The new horror film Wildling, co-written and directed by Fritz Böhm, re-examines the werewolf myth as a coming of age story. While not a conventional werewolf story in terms of a character being bitten and changing with the arrival of the full moon, it's very much a tale of a young woman coming to terms with the "animal" self that goes hand in hand with sexual maturity. It's a movie about father figures attempting to delay womanhood and mother figures who understand the natural order of things. It means well, even when it doesn't have a lot to say.
Wildling is the hardest kind of movie for me to write about: a smaller, independent genre film that's executed well and can use the signal boost of positive word of mouth, but which is hard to recommend too enthusiastically because it does very little that I haven't seen done in movies already. There's certainly more of a folklore approach to the monster of Wildling that feels somewhat novel, in particular a backwoods character played by James Le Gros who pops up from time to time. The performances are all really strong, in particular Powley at the center and a welcome Liv Tyler bringing warmth and authority and decency to the film just by basically being herself. The direction is elegant and evocative of the mood Böhm is trying to capture, demonstrating a strong understanding of how to use lighting and location.

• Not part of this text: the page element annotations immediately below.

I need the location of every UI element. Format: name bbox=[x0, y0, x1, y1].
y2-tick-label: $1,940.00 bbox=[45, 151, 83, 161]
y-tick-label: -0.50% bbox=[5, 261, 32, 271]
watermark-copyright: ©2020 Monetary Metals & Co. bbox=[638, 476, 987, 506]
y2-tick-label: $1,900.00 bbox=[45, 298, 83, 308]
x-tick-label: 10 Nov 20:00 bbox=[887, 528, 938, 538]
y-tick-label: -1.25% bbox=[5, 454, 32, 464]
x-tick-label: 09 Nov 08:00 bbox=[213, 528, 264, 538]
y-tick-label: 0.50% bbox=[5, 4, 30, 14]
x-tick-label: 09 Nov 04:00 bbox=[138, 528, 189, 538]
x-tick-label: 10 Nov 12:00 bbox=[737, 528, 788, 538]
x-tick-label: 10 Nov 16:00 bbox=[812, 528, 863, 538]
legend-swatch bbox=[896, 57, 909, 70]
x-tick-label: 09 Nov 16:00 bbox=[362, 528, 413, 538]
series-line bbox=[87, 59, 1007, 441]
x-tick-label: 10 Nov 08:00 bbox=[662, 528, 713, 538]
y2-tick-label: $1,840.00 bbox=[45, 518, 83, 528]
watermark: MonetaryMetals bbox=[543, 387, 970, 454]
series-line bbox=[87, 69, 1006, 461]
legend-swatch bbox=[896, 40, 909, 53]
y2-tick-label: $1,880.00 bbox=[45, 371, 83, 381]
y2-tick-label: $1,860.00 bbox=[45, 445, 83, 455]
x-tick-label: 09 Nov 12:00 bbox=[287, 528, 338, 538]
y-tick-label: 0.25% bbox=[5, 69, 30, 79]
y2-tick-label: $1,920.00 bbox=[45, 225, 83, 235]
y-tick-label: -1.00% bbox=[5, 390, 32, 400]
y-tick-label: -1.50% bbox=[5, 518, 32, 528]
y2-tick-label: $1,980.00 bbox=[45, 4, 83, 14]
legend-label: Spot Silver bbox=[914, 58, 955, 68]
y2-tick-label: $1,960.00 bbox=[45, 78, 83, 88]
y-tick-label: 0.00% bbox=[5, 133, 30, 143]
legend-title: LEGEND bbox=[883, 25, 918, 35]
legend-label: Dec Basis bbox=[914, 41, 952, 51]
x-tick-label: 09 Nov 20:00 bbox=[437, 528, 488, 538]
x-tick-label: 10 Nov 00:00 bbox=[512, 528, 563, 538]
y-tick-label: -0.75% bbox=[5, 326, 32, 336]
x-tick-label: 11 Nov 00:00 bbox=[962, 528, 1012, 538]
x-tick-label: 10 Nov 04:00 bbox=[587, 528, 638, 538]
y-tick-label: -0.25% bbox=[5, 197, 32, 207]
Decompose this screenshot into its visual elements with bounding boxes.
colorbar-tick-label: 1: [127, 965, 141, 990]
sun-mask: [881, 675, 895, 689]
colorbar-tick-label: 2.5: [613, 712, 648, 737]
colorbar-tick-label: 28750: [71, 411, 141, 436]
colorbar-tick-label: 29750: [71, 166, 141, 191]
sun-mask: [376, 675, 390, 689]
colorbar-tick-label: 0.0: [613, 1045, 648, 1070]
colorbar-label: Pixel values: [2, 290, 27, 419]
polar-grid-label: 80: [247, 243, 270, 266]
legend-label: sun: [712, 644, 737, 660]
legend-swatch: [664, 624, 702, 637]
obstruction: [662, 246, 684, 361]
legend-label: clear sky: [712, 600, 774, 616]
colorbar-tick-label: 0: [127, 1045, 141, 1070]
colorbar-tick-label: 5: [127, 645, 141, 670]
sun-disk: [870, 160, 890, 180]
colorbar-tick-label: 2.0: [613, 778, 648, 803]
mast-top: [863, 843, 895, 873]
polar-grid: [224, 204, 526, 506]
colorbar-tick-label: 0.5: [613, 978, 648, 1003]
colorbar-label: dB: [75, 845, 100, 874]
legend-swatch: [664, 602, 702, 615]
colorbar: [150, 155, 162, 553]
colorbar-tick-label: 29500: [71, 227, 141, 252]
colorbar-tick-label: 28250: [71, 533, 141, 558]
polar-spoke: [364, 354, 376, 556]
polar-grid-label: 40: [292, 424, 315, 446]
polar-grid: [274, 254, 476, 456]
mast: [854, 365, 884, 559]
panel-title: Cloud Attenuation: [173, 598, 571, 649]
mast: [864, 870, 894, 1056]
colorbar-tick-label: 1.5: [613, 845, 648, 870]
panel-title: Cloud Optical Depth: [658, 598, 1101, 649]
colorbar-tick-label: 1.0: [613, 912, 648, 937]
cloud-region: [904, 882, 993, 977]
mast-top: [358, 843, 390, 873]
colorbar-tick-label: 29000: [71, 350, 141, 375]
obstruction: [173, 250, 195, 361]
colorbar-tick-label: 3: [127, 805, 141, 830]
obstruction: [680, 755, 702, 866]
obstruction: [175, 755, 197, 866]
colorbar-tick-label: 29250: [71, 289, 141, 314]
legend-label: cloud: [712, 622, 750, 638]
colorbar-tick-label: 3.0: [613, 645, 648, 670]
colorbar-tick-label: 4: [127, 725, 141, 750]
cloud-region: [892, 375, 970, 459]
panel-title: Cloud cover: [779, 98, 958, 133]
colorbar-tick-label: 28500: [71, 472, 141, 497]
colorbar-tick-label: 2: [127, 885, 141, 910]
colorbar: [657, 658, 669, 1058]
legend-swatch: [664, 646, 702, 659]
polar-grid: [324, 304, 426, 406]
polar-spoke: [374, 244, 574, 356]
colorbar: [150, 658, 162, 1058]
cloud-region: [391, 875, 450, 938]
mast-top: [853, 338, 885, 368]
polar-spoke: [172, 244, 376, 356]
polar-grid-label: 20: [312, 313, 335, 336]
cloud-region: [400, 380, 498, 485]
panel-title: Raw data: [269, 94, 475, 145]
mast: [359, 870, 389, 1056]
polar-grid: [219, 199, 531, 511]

Bel Powley is good enough in the lead role that her performance alone helps shift the focus of the story from one of a family or a community watching a girl become a monster to that of a girl living in fear of becoming a monster herself. And that works! It's just still not enough for me to recommend Wildling as more than a well-done coming-of-age horror film that executes but doesn't transcend. It's a good movie that doesn't add much to its particular subgenre, a well-acted and well-directed effort that I'm unlikely to revisit.
Wildling is currently playing in limited release and on VOD from IFC Midnight.